L’article 19 de la Constitution dispose que « toute personne a droit à la liberté de pensée ou de conscience, de croyance ou de foi, et de choix en matière de religion, y compris la liberté de changer de religion ou de foi ». Le texte défend également les principes d’égalité et de non-discrimination en matière religieuse (article 13, alinéa 5) et interdit les partis politiques qui visent à « promouvoir ou favoriser les intérêts […] d’une religion ou d’un groupe religieux » (article 20, alinéa 2, point a, i).
Un nouveau projet de Constitution définit l’étendue et les limites du droit à la liberté de religion. L’article 40 contient des dispositions détaillées pour protéger le droit à la liberté de conscience et de religion, le droit de célébrer et de propager librement sa religion tant qu’elle ne viole pas la loi, et le droit d’organiser des communautés religieuses indépendantes du gouvernement. En même temps, la liberté du culte est réglementée par la loi et ne peut être utilisée pour perturber la paix, répandre la haine ou attiser la confusion sociale. La religion ne peut pas être utilisée pour favoriser l’hostilité ou la division entre les citoyens. L’article 209, alinéa 2, point d, iii), dispose que les processus électoraux doivent être exempts de « déclarations indiquant des préjugés tribaux, géographiques ou religieux », entre autres choses.

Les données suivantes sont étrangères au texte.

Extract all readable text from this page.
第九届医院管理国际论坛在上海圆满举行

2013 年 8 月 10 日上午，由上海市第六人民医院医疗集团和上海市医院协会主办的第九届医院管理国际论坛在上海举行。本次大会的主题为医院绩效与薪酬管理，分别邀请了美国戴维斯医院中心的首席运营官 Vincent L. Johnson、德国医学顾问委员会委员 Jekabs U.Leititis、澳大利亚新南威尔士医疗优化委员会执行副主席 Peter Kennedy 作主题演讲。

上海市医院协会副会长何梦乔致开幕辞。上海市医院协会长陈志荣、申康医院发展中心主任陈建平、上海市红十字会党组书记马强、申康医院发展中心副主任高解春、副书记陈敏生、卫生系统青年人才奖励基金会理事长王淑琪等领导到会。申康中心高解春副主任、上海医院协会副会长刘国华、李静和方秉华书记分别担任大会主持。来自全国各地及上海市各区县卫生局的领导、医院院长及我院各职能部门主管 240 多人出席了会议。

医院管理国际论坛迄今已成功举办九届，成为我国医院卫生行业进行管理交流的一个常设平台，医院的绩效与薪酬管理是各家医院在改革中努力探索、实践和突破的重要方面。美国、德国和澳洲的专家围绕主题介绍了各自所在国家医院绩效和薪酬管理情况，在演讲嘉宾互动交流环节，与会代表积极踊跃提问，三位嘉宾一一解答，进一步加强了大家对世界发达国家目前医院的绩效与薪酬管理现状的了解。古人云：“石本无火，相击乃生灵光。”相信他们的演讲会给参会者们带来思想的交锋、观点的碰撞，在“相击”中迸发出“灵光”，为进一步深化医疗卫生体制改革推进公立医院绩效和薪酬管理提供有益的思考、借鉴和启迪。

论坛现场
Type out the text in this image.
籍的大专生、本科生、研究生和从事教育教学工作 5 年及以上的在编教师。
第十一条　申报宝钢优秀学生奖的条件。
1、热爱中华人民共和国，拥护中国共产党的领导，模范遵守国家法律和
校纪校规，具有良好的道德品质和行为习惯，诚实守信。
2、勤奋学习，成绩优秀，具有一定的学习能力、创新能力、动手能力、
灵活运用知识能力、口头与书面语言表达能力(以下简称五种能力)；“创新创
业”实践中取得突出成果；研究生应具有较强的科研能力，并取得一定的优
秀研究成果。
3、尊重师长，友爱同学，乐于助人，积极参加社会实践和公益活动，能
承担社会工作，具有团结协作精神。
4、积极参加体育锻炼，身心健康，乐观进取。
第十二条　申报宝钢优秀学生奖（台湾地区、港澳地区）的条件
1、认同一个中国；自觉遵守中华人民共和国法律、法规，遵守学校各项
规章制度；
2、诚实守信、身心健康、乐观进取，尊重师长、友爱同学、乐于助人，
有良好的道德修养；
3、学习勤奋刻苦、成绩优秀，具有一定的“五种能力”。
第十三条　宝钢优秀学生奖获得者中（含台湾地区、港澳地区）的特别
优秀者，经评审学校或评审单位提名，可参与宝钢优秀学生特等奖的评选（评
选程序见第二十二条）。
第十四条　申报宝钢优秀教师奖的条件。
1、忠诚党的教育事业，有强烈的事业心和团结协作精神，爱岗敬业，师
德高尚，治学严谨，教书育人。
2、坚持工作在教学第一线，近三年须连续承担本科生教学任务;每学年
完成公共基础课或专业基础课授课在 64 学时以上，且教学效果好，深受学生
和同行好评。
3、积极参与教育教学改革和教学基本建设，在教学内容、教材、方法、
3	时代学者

En vertu des règles existantes, toutes les organisations religieuses sont tenues de s’enregistrer auprès du Registre des sociétés du ministère de l’Intérieur de Tanzanie continentale et auprès du Bureau de l’état civil de Zanzibar. L’inscription nécessite les noms d’au moins 10 membres, ainsi que les statuts écrits, les CV des dirigeants et une lettre de recommandation du commissaire de district. En Tanzanie continentale, les organisations musulmanes doivent être approuvées par le Conseil national musulman de Tanzanie (BAKWATA). À Zanzibar, la demande doit être approuvée par le mufti local.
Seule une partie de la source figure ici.